Robbie Synge, Elizabeth Reeder and Amanda Thomson

In a new collaboration, the artists Robbie Synge, Elizabeth Reeder, and Amanda Thomson, are working with local communities and conservationists to explore people’s relationship with landscape in the Cairngorms, Scotland.

The breadth of the Cairngorms Connects’ restoration work and its ‘200-year plan’ has prompted a responsive approach from the artists, who are using this opportunity to explore their environment from different perspectives. Their focus is on processes, methods of engagement, of gathering, learning about place, and asking questions around sharing landscape.

During the residency the artists will be using infrared motion sensor cameras, exploring high peatland restoration sites and accompanying workers and volunteers as they go about their practical fieldwork, including moth-trapping, collecting seeds and willow planting.

Alongside their own investigative fieldwork, the artists are collaborating with ecologists, volunteers and school children through a range of sensory, photography, and writing workshops to creatively explore different perspectives within Abernethy Forest and its environs. Whilst being independent makers with three distinct practices, their work interweaves and will come together over this time to form a body of new work to include performances, exhibitions, events and prints over the coming year.

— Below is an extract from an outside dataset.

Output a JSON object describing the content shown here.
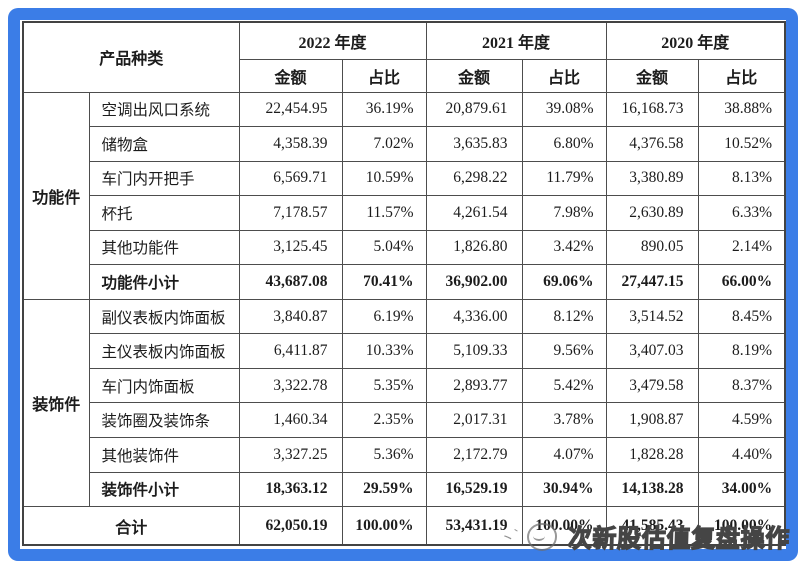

‘All of Us’ Abernethy Primary School Postcard, Robbie Synge, 2022

This project has been established through the Endangered Landscapes Artist Residencies and Arts Prize – a collaboration between the Endangered Landscapes Programme and the  CCI Arts, Science and Conservation Programme.

About the artists

Robbie Synge

Robbie Synge works with physical movement and interactions between people and materials, with collaborators of diverse backgrounds and interests and presenting in theatres, galleries and outdoor spaces. Recent work includes short film ‘Forest Floor’ (2019) shot in Abernethy Forest with collaborator Julie Cleves, exploring landscape access challenges. Synge has worked with, amongst others, the BBC, LUX Scotland and Siobhan Davies Dance.

Elizabeth Reeder

Elizabeth Reeder is a writer whose novel ‘An Archive of Happiness’, was longlisted for the Highland Book Prize (2021). Her work explores ideas of identity, community, home and place. She runs workshops on a range of subjects and is a senior lecturer in Creative Writing at the University of Glasgow.

 

Amanda Thomson

Amanda Thomson is an interdisciplinary artist and writer. Her artwork and creative non-fiction are often about the Highlands and notions of home, movements, migrations, landscapes and the natural world. Her doctoral studies included fieldwork with the RSPB in Abernethy Forest. She lectures at Glasgow School of Art and is author of ‘A Scots Dictionary of Nature’.